They are the party guests who do not leave when they should. They linger.

But once they have been plied with food and drink and their grievances aired and heard and validated, then the growth comes. The acceptance and the acknowledgment that difficulties in life are hard and unpleasant, but the final result can be a thing of beauty.

Growth. Improvement. Greater sensitivity to others who are struggling. The ability to listen and to help. All that stuff.

One of my piano students mentioned to me that part of the strength of Rochel Imeinu, and of us, as Jews, is that we pray for each other. That we go outside of our own struggles, our own darknesses, our own difficulties, and think about, pray about, the pain of others.

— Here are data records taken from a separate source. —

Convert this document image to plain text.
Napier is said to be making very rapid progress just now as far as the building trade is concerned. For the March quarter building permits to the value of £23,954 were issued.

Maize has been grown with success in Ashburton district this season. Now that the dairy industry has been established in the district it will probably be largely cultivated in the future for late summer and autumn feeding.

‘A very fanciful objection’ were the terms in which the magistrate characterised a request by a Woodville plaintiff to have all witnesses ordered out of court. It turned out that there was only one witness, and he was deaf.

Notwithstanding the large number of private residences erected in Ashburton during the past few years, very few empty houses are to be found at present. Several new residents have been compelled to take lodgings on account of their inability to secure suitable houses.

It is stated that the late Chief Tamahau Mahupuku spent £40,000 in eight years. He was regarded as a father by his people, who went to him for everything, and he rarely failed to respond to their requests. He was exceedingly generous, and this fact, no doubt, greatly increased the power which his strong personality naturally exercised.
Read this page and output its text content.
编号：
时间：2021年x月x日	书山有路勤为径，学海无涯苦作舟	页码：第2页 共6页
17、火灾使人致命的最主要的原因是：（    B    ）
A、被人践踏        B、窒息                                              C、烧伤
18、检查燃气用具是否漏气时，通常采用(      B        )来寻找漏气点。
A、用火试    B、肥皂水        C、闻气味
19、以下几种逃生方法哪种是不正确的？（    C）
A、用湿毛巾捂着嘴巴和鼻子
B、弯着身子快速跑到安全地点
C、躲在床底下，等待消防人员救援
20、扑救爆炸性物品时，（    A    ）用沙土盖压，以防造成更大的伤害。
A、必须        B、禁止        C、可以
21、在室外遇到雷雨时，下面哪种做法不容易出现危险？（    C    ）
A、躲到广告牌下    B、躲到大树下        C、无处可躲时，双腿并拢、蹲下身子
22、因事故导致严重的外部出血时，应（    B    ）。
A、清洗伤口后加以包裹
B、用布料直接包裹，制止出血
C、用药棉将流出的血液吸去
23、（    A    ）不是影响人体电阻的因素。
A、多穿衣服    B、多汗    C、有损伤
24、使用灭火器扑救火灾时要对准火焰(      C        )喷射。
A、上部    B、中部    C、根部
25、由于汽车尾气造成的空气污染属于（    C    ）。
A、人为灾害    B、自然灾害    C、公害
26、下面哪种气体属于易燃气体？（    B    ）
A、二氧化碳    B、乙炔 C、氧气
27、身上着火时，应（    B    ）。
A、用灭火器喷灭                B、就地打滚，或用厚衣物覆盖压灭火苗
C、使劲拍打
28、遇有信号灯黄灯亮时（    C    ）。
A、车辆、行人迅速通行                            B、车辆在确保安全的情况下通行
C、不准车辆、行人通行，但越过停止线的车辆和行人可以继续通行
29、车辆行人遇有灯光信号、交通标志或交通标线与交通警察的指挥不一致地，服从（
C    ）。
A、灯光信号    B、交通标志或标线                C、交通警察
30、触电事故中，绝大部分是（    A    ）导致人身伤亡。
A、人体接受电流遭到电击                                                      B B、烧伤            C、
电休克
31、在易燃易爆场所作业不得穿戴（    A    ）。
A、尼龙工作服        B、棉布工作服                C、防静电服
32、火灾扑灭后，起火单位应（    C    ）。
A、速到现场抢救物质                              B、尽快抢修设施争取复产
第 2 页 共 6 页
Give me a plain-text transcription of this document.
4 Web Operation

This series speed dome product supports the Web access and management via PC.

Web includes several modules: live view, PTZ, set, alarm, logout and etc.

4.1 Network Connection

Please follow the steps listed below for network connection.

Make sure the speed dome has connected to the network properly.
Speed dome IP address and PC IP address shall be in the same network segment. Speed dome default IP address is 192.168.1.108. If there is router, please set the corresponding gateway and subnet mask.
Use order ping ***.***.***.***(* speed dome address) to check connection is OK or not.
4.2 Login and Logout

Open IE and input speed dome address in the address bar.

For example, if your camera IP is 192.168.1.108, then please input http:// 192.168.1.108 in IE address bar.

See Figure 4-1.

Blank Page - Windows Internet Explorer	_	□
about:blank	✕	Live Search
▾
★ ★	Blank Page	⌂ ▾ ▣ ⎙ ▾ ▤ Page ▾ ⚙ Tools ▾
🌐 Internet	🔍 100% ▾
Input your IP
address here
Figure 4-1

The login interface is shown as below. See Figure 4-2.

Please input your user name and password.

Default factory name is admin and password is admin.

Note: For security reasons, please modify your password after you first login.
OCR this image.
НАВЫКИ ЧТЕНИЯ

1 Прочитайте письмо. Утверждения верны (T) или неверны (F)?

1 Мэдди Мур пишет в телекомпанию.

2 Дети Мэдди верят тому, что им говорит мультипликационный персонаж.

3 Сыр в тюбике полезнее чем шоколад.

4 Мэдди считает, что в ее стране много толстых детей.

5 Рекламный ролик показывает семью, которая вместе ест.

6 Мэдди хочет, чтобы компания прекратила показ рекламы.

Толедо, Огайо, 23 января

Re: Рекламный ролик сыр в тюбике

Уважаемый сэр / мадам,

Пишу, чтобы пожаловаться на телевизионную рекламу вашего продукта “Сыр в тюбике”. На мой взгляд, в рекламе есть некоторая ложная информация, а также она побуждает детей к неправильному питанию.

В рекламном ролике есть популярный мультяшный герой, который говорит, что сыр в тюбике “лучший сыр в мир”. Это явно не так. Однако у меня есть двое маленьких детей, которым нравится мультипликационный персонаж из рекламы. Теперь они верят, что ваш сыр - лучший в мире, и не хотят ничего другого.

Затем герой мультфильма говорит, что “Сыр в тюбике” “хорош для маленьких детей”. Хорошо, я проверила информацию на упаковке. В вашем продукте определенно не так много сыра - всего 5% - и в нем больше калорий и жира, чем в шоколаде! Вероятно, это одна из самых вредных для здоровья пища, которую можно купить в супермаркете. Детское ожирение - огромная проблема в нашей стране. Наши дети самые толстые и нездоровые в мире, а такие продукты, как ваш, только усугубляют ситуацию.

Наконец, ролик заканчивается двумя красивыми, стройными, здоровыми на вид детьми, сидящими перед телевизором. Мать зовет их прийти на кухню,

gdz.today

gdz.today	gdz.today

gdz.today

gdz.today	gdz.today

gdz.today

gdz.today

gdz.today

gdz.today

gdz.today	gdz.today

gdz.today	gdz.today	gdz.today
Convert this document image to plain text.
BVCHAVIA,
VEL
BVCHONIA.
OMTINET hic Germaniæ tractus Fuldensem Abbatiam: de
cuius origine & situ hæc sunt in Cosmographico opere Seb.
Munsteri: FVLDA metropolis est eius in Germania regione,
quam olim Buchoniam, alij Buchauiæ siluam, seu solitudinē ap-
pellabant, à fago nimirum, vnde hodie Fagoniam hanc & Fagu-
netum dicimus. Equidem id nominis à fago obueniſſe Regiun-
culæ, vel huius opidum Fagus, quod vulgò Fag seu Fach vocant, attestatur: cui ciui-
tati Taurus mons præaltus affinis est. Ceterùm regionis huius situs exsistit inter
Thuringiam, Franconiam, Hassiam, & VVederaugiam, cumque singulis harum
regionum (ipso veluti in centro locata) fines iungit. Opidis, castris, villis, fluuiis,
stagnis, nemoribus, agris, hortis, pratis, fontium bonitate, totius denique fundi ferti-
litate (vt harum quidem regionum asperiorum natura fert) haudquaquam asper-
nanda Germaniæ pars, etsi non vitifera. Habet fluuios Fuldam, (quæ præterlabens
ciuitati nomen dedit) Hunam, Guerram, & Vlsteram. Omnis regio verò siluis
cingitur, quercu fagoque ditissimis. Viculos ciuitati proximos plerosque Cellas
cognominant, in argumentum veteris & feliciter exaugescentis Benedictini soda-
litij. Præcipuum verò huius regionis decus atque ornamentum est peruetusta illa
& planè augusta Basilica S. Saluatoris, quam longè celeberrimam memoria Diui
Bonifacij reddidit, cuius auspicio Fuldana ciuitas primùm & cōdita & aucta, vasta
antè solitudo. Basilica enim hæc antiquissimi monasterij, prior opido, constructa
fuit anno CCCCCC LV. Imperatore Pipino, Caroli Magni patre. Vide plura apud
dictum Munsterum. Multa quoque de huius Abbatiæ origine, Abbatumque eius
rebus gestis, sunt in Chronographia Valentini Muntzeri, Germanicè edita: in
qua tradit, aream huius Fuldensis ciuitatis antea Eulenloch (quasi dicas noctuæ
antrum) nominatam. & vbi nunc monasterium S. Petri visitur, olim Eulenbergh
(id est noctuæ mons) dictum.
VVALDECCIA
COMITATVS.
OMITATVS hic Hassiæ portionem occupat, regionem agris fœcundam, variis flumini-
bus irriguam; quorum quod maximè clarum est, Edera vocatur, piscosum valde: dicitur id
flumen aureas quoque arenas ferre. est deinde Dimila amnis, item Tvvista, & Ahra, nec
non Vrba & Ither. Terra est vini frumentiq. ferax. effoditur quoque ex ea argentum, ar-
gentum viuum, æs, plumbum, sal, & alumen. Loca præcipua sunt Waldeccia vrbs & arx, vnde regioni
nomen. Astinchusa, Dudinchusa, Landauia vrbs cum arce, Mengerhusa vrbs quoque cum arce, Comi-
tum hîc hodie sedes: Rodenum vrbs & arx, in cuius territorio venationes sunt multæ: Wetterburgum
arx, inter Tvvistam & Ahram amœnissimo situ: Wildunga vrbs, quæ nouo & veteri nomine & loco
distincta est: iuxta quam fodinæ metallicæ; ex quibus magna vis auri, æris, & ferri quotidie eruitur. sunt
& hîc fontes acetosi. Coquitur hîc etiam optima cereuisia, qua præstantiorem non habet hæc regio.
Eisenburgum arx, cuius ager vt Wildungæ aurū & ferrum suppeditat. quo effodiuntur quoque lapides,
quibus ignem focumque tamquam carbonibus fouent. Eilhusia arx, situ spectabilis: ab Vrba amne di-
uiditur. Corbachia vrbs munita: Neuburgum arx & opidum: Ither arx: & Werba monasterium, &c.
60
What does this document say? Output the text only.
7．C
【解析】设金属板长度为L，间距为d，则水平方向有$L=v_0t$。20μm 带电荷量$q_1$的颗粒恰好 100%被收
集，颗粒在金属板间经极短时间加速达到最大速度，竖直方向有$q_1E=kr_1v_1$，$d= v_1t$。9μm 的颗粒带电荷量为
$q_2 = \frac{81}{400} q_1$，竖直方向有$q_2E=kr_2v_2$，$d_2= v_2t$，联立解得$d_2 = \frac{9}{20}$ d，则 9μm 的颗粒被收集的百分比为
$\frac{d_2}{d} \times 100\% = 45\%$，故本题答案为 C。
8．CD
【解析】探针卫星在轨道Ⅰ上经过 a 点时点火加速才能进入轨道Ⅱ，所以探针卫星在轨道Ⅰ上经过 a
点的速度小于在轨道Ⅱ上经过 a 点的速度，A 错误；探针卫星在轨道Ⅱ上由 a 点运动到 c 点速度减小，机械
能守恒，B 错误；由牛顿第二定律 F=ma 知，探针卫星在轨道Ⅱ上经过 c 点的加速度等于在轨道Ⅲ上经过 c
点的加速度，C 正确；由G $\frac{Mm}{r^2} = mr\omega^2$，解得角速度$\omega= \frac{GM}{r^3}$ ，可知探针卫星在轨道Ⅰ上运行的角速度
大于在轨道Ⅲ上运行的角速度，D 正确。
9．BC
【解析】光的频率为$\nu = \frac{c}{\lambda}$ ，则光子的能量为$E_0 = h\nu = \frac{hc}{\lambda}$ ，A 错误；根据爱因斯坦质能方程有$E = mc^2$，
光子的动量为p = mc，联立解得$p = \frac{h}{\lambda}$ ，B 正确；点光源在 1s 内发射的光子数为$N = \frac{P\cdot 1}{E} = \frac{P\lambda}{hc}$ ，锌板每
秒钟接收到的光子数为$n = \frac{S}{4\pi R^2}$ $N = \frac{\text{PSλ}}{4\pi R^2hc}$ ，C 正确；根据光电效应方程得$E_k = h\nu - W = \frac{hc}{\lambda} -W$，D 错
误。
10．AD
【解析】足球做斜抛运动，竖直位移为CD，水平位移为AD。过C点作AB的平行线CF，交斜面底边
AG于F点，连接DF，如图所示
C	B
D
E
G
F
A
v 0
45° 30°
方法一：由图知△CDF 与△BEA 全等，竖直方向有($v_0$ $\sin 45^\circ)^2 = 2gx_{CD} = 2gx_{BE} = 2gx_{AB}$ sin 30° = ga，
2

This is what it means to be family, to be connected. To know that in our times of darkness, when we are consumed by our troubles, that our family is thinking about us and keeping us in mind. And to be accountable so that when we are in a position of relative ease, of a certain lack of immediate crisis, we turn our hearts and minds to those who are in the thick of it.

Every Friday night, after I light my Shabbos candles, I say two yehi ratzons, first a prayer for the rebuilding of the Holy Temple, the final one, and then a prayer for my children and their descendants. After that, a prayer for my husband, and then I pull out a sheet of paper where I have written the names of those who are in need of a refuah, or a shidduch, or hatzlacha, or shalom bayis.

There is so much need in the world, so much. And this need is something that connects us. Because we all need something. Even those people who look like they don’t need anything, they still need something.

Remembering this fundamental truth of the world, that we are all lacking, that we are all struggling in some way, helps soften my heart. I long for connection, for a feeling of unity. Of kumbaya, if you will.

If I can keep in mind that everyone if missing something, everyone is carrying around a pain of some sort, it shifts my focus from how people are jerks to remembering that people are only jerks if they are carrying around some sort of pain, some lack. Maybe I’m wrong, that’s certainly possible. But it helps me.